Here are the salient points:

  1. An open internet ensures that hundreds of millions of consumers get the experience they want, over the broadband connections they choose, to use the devices they love, which have become an integral part of their lives.
  2. We work hard to build great products, and what consumers do with those tools is up to them—not Apple, and not broadband providers. 
  3. Consumers must be allowed to access the lawful internet content,applications, and services of their choice.
  4. No paid fast lanes. Broadband providers should not create paid fast lanes on the internet.
  5. Broadband providers should meaningfully disclose the traffic management and network performance of consumer connections.
  6. Simply put, the internet is too important to consumers and too essential to innovation to be left unprotected and uncertain.

The question worth asking is whether some of these issues are hypocritical. After all, iOS has become one of the most important distribution platforms in the technology world. We’ve been hearing for years that the web is dead and that apps are where all the time is spent.

Moreover, if you actually want to monetize your consumer and even business software, you are forced to have it placed in the App Store – Apple’s App Store.

Look at the details.

Apple users spend 2.5 times more than Android users on in-app purchases. Moreover, although we are sure this statement may be offensive to some, the plain truth is Android is for poor people. The stats tell us this is the case. Yes, there are exceptions – people who don’t want a closed ecosystem such as techies and the like might choose Android as well but often they aren’t picking their phone because of price.

Bottom line, to make money in apps,you HAVE to be in the app store.

The good news is Apple is pro Net Neutrality, a level playing field for all.

Except this isn’t the case. FaceTime has a tremendous advantage over other apps – it has had greater access to the underlying hardware – far longer than other developers.

Other browser vendors are forced to use the Safari browser at their core.

iMessage isn’t available outside the Apple ecosystem – likewise for many other Apple network-effect solutions such as photo sharing.

If the Internet must be open, shouldn’t these important apps and services be open to non-Apple users?

Finally, apps have to be approved by Apple.
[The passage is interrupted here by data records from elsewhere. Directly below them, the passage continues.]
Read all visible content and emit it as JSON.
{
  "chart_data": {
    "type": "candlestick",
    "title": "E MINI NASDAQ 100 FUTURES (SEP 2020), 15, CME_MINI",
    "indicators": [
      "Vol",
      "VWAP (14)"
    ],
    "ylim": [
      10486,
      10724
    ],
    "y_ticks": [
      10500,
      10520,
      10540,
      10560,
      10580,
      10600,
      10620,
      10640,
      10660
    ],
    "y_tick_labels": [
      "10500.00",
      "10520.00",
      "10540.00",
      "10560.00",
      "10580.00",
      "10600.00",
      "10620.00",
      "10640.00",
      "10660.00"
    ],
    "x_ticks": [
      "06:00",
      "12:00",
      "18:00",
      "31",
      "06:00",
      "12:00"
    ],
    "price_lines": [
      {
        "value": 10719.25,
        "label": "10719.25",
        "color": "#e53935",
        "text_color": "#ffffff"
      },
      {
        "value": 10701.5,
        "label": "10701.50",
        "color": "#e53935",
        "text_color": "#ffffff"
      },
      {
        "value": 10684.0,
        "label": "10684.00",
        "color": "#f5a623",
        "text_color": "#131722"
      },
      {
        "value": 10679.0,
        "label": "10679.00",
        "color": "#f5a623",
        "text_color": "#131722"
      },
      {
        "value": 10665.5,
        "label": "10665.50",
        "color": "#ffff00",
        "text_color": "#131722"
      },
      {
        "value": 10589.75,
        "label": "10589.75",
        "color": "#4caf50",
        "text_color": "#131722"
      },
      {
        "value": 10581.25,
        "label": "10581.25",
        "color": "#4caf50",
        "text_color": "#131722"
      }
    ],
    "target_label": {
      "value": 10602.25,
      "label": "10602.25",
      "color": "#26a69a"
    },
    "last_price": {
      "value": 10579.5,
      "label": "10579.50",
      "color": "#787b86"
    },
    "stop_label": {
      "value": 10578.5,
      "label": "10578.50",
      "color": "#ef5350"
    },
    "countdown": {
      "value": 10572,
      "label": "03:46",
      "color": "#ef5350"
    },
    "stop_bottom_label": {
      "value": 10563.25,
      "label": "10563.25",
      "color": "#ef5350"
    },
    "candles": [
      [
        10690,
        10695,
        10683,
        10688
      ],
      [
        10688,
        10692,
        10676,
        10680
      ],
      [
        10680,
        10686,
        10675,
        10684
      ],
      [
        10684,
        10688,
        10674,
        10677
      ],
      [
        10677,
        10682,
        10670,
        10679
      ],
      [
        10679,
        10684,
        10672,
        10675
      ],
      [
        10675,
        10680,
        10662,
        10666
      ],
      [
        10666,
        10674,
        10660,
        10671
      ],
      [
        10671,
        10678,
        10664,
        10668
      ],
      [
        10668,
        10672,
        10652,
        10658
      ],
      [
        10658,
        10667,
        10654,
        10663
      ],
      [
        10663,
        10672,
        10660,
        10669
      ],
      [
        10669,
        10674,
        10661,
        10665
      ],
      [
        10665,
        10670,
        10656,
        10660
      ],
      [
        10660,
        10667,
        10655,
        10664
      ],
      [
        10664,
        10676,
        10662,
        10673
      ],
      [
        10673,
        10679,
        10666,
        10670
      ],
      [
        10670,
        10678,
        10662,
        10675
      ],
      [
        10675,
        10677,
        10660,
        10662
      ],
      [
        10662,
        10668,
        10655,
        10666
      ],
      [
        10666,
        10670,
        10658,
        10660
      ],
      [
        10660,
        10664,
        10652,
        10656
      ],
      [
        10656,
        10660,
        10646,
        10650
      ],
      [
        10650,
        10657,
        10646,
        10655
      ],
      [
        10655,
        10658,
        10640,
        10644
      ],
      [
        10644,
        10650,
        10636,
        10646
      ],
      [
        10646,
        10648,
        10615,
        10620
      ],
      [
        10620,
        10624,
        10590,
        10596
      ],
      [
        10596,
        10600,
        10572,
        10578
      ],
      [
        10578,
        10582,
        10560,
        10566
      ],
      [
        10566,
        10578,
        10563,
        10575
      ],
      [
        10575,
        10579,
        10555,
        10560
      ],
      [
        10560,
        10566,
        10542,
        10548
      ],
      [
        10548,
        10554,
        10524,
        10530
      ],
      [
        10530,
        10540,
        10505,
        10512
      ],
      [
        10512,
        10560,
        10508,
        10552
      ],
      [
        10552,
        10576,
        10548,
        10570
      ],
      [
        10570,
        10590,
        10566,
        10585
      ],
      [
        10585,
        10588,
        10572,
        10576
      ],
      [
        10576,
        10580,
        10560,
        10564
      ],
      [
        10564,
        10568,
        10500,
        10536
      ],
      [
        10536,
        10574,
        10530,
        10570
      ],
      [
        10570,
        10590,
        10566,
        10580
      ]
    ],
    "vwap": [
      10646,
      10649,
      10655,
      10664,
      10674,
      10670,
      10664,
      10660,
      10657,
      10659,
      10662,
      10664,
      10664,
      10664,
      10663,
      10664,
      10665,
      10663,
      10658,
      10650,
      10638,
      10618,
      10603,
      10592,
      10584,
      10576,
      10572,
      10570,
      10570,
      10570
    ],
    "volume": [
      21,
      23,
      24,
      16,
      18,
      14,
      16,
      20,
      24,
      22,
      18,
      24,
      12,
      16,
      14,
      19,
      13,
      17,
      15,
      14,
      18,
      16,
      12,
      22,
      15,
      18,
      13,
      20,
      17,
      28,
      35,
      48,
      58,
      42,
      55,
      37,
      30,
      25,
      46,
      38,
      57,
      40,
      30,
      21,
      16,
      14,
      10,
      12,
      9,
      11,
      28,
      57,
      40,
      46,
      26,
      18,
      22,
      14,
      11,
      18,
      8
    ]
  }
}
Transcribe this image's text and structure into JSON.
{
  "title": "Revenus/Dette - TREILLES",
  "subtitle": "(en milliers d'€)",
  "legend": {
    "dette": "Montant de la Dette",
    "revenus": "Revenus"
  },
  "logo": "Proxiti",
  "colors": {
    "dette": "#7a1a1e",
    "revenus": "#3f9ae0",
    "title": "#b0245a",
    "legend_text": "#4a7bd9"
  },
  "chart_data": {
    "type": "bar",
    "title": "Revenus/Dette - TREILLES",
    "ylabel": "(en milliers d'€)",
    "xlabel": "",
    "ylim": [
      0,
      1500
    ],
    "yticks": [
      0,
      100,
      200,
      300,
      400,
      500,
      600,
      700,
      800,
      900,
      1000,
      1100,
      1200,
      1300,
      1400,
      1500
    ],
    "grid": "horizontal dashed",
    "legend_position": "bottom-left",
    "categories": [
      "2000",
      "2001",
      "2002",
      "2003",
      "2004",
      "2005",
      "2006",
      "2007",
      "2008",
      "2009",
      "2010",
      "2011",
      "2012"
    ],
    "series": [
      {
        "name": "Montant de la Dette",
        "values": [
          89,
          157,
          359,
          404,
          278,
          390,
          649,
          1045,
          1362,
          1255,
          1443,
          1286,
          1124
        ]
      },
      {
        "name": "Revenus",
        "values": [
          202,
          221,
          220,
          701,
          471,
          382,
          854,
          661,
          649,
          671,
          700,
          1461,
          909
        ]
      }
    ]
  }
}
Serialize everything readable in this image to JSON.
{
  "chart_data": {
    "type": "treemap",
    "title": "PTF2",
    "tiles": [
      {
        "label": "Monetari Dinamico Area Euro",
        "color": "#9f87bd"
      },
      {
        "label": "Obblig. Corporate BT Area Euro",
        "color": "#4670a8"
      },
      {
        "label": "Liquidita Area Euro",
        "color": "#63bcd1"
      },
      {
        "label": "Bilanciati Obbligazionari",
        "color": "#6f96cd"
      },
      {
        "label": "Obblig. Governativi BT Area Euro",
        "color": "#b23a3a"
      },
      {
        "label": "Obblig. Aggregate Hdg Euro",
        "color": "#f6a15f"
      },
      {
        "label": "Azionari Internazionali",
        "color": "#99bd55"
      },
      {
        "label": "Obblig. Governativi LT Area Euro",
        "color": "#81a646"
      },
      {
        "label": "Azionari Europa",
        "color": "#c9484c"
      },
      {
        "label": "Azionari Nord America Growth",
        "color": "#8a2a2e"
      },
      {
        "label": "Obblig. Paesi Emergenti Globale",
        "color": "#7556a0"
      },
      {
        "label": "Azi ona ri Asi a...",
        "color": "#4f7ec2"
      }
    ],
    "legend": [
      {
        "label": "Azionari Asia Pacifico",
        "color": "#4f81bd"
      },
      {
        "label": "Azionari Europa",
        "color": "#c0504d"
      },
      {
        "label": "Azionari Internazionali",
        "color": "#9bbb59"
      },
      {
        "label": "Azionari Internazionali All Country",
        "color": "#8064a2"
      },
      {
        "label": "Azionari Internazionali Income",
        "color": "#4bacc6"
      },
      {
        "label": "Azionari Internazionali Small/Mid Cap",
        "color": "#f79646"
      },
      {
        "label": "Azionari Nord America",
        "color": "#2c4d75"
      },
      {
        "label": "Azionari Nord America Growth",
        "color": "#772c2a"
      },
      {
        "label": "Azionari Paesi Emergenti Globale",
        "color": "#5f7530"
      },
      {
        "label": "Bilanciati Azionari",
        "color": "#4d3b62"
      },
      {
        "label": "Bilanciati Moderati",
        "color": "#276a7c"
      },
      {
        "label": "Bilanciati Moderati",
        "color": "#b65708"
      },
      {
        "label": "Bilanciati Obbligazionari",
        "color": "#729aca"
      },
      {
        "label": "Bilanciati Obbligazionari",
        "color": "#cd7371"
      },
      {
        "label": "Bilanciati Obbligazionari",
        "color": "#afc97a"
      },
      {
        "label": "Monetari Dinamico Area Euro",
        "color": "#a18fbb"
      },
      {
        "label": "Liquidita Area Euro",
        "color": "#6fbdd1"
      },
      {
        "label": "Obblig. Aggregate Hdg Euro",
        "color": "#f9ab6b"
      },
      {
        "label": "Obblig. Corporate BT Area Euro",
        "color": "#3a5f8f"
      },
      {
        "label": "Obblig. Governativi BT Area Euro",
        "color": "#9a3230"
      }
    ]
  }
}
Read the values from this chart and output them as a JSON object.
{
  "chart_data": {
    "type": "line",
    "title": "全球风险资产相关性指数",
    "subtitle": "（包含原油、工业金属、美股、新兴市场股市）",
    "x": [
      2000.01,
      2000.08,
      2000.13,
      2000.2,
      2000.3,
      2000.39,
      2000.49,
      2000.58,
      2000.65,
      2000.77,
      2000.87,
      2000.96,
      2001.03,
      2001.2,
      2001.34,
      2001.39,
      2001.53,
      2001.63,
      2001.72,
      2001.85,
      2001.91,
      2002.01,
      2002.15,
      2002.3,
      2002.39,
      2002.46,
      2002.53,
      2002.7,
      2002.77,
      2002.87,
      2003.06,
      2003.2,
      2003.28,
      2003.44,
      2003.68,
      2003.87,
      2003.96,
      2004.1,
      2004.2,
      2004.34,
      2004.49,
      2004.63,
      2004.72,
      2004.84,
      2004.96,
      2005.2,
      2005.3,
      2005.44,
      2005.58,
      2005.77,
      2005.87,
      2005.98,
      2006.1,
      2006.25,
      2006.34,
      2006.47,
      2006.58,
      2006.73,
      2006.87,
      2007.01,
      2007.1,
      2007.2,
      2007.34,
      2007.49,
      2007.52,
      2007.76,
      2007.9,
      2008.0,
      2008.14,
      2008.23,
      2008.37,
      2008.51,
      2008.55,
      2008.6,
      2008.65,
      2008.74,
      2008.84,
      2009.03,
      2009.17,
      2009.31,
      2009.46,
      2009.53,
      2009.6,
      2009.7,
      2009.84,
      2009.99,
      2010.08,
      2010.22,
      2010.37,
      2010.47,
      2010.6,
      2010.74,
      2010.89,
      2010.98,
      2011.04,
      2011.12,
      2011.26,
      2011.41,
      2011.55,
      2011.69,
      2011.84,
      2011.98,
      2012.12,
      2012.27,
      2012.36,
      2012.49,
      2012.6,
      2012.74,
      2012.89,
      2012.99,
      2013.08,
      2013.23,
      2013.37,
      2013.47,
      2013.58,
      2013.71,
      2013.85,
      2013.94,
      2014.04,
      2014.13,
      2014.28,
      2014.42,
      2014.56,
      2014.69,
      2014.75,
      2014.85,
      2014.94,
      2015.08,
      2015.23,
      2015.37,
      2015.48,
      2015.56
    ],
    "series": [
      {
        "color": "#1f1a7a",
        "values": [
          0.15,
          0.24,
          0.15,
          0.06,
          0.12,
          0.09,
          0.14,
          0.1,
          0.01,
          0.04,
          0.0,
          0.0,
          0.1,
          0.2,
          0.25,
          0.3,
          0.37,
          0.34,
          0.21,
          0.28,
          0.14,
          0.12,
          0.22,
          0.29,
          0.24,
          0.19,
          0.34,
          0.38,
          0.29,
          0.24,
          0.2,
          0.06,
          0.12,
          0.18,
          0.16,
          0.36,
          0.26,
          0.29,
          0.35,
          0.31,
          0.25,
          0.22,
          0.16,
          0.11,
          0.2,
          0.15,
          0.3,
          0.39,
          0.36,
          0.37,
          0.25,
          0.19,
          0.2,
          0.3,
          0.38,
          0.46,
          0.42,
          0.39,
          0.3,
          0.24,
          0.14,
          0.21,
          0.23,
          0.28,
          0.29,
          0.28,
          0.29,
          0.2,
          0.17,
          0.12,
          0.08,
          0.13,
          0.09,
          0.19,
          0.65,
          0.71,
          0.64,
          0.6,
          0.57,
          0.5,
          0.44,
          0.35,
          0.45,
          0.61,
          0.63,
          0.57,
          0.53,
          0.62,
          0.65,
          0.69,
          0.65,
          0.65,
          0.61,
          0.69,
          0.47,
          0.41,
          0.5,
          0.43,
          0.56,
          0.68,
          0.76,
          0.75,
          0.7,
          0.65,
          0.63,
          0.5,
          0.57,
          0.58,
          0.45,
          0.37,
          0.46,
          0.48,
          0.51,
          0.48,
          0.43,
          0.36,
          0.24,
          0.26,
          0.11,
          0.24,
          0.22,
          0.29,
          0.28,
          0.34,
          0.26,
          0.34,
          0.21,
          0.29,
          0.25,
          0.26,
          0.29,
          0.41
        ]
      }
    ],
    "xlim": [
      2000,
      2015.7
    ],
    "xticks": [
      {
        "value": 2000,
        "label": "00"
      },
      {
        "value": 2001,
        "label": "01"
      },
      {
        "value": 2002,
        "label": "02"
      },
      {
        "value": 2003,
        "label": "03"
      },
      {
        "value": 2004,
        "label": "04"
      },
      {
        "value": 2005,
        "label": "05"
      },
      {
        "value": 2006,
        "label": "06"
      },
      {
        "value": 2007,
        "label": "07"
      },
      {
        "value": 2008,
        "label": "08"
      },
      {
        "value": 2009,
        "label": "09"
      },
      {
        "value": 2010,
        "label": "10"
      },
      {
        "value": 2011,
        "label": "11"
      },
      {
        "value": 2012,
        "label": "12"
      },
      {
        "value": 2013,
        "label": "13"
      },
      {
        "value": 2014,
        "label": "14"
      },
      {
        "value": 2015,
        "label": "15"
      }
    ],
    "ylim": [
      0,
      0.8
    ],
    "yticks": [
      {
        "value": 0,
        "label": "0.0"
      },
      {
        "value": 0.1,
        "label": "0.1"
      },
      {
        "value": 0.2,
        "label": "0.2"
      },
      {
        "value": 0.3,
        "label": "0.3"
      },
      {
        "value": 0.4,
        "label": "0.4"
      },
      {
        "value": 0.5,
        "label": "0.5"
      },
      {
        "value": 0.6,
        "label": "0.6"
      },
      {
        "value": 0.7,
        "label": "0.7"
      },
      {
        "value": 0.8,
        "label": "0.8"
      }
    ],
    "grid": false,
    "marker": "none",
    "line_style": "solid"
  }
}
We can go to any website we want through any broadband service provider but we can’t access any app we want from Apple, unless they say we can.

If we look at the numbers above and if we consider the Apple Store to be as valuable to users and developers as the Internet, then we see Apple violates all the numbers above in one way, shape or form. 

Moreover, if we look at who is censoring the Internet, it isn’t broadband providers… It is fellow Silicon Valley companies like Google who block sites which they don’t agree with.

In short, it seems Net Neutrality needs to apply to Silicon Valley first – then we can worry about others.